Илюшин сидел на табуретке и внимательно слушал комбата. Его удивляли незнакомые теплые нотки в голосе командира. Бледное, вытянутое лицо лейтенанта впервые показалось ему мягким и уступчивым, а в глазах пропал строгий холодок. Илюшин всегда думал, что комбат умеет только приказывать, покрикивать, подавать артиллерийские команды, «песочить». Сейчас командир разговаривал так, словно под стеганым ватником у него была не гимнастерка с кубарями на петлицах, а простая гражданская рубаха с галстуком. Эта перемена не укладывалась в сознании красноармейца, как и все события сегодняшнего дня.

— Вот так, — сказал лейтенант, и это «вот так» подводило черту разговору. Теперь на командире снова чувствовалась военная форма.

Илюшин поднялся.

— Разрешите идти?

— Идите! Завтра к десяти ноль-ноль быть на батарее.

— Есть!

Красноармеец повернулся и хотел щелкнуть каблуками, но на ногах были беззвучные, подшитые войлоком караульные валенки.

Хотя фронт придвинулся к самому каналу, шестая батарея оставалась маленьким островком, до которого в полной мере не докатилась тяжелая волна войны. Была бесконечная изнуряющая бессонница: по десять тревог в сутки. Были короткие стычки с немецкими самолетами. Была осточертевшая мучная болтушка в котле. И вместе с тем шестая батарея не видела ни одного немца — самолеты не в счет! — и на землю ее огневой позиции не пролилось ни капли крови.

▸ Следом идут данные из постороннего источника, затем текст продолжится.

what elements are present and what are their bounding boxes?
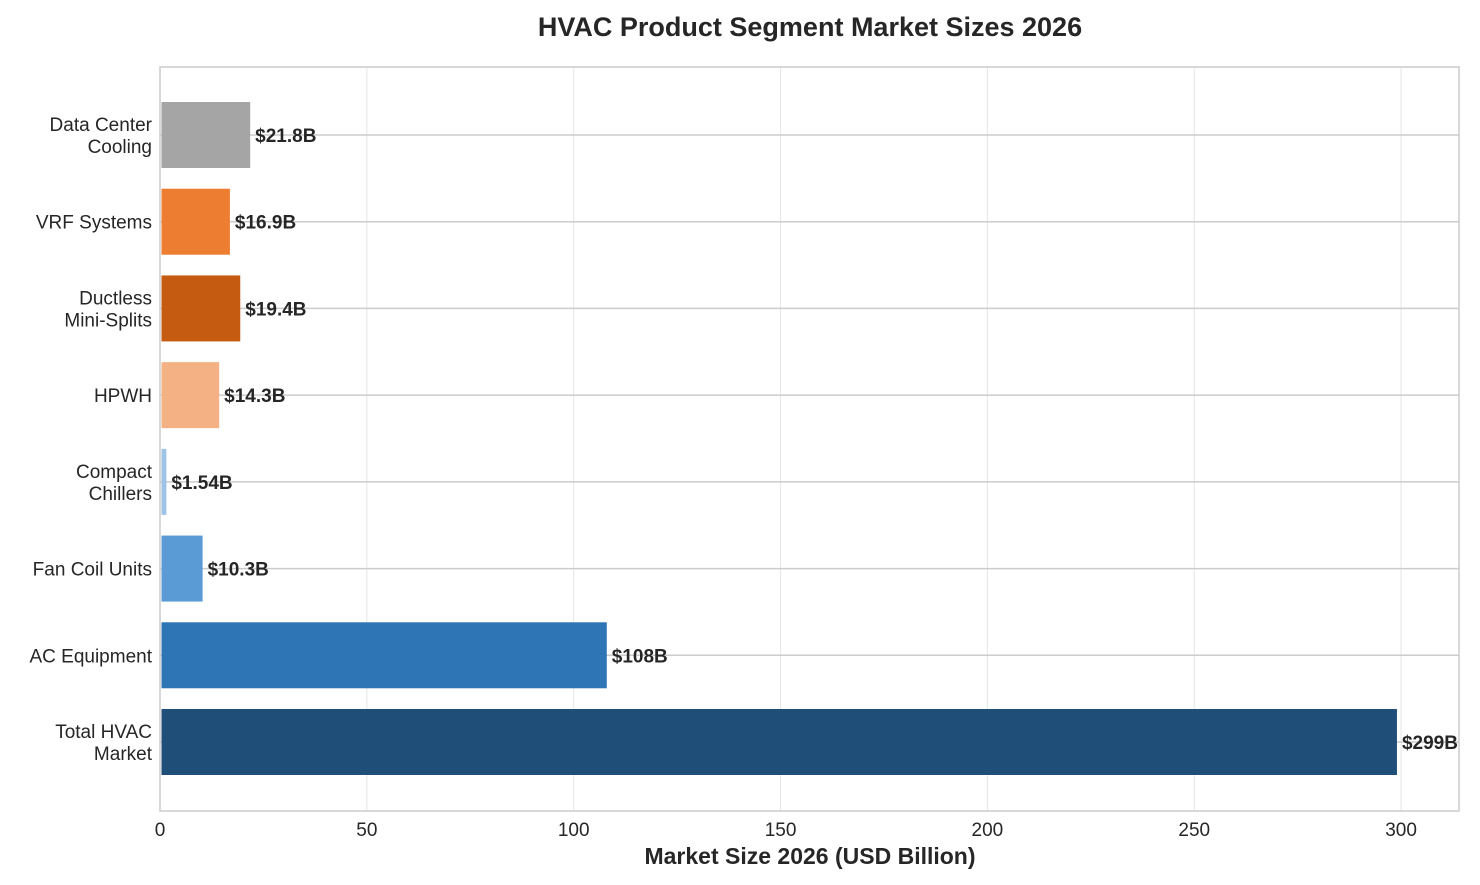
bar [161,709,1397,775]
bar-value-label: $1.54B [171,473,232,494]
bar-value-label: $19.4B [245,299,306,320]
bar [161,275,241,342]
x-tick-label: 200 [972,820,1004,841]
bars [161,102,1397,775]
y-category-label: Ductless Mini-Splits [64,288,152,331]
x-tick-label: 0 [155,820,166,841]
x-tick-label: 250 [1178,820,1210,841]
y-category-label: Total HVAC Market [55,722,153,765]
x-tick-label: 100 [558,820,590,841]
bar-value-label: $21.8B [255,126,316,147]
bar [161,622,607,689]
bar-value-label: $10.3B [208,560,269,581]
bar [161,188,230,255]
grid [159,67,1459,811]
bar-value-label: $16.9B [235,213,296,234]
y-category-label: VRF Systems [36,213,152,234]
y-category-label: HPWH [94,386,152,407]
bar-value-label: $299B [1402,733,1458,754]
x-tick-label: 50 [356,820,377,841]
bar [161,535,203,602]
y-category-label: Data Center Cooling [50,115,153,158]
x-axis-label: Market Size 2026 (USD Billion) [644,843,975,869]
x-tick-label: 300 [1385,820,1417,841]
plot-frame [159,66,1460,812]
y-axis-categories: Total HVAC Market AC Equipment Fan Coil Uni… [29,115,152,765]
bar [161,102,251,168]
y-category-label: Fan Coil Units [33,560,152,581]
bar [161,448,167,515]
data-labels: $299B $108B $10.3B $1.54B $14.3B $19.4B $16.9B… [171,126,1458,754]
x-tick-label: 150 [765,820,797,841]
y-category-label: Compact Chillers [76,462,153,505]
chart-title: HVAC Product Segment Market Sizes 2026 [538,12,1082,42]
bar-value-label: $108B [612,646,668,667]
bar [161,362,220,429]
y-category-label: AC Equipment [29,646,152,667]
bar-value-label: $14.3B [224,386,285,407]
x-axis-ticks: 0 50 100 150 200 250 300 [155,820,1417,841]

Все это помогало Илюшину — красноармейцу первого года службы — долгое время оказывать внутреннее сопротивление войне. Со смертью друга к Илюшину вплотную подошла настоящая война.

С батареи Илюшин направился в дивизион. Получил пакет. Расписался в получении и минут через двадцать был уже на станции. Но поезда пришлось ждать около двух часов. Илюшин ходил по большой ледяной платформе и все думал о погибшем друге. Порой ему начинало казаться, что их вместе послали в Москву и что Дорожко отлучился и сейчас появится на платформе. А может быть, он остался на батарее и сейчас в кургузом ватнике, с котелком в руке бежит рысцой в столовую… Их связывало очень многое, и смерть Коли Дорожко не смогла сразу обрубить все нити.

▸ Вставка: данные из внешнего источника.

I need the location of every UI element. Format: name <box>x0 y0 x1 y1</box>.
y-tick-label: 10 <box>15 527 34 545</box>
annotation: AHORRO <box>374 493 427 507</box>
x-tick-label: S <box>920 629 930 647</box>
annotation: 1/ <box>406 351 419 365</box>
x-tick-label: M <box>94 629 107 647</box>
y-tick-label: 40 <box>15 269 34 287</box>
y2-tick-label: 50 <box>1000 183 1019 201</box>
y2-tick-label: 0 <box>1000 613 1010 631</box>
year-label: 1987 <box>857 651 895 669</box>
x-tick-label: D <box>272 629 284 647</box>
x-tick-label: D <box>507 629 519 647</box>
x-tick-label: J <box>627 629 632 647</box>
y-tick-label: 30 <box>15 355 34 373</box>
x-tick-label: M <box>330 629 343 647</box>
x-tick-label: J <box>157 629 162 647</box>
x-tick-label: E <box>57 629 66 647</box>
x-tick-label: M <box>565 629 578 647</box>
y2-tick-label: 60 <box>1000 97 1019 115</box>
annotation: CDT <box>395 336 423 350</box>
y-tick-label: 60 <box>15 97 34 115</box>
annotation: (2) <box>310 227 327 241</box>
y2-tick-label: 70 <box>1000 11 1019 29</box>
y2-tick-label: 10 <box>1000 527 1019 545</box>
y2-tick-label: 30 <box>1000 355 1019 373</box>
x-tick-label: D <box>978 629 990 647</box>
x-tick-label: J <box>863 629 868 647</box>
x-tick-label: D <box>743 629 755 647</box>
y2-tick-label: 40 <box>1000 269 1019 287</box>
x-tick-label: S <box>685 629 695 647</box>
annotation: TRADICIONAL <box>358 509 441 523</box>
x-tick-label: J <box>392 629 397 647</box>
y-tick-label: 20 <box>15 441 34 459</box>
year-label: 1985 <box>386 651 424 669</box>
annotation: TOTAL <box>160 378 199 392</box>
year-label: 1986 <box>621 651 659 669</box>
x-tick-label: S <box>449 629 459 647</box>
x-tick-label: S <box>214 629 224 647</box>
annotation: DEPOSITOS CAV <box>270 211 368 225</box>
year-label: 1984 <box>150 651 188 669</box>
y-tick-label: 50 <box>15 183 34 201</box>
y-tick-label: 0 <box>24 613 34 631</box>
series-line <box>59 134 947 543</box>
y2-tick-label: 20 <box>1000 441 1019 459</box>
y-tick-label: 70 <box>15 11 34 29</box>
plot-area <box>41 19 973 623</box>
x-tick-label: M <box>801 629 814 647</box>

Так в брошенном блиндаже вдруг зазвенит зуммер забытого телефона. Но никто не снимет трубку, никто не прокричит в микрофон: «Сокол слушает!» Нет Сокола.

Илюшин ходил по перрону, пока не пришел поезд. Тогда он протиснулся в вагон, бережно держа под мышкой сверток с пайком. В углу горела чугунная печурка. Этот маленький благодатный оазис тепла был окружен тесным кольцом пассажиров, севших в поезд на предыдущей станции. На весь вагон тепла не хватало, и оно досталось тем, кто поспел раньше. Однако от сознания, что рядом аппетитно потрескивают угольки, и от запаха дыма было уже не так холодно.

Илюшин сел на скамейку и закрыл глаза. Он все еще пытался разложить по полочкам сознания события сегодняшнего дня. Но полочки не выдерживали и трещали. И тогда Илюшин снова увидел своего друга лежащим на снегу, в шапке с алым пятнышком на виске, и все его думы отступили перед обезоруживающим, щемящим чувством утраты.

* * *

В левом кармане гимнастерки вместе с документами лежала бумажка с адресом Коли Дорожко. Кроме почтового адреса — Сретенский бульвар, дом № 6/1,— рукой старшины были начертаны «кроки», словно красноармеец отправлялся не в город, а в незнакомую пустынную местность. Главным ориентиром были Сретенские ворота.

— Доберешься до Сретенских ворот, а там рядом, объяснял старшина, — спросишь дом «Россия».

— Дом «Россия»? — переспросил красноармеец.

— А что тут удивительного? — Старшина даже обиделся, что Илюшин не знает дома «Россия». — Этот дом тебе любой москвич укажет. А название дома с дореволюционных времен осталось. Было страховое общество «Россия».

Старшина относился к той ревнивой породе старых москвичей, которые считают, что все должны знать по «имени и отчеству» каждый третьеразрядный переулок столицы. Не говоря уже о Сретенских воротах и доме «Россия».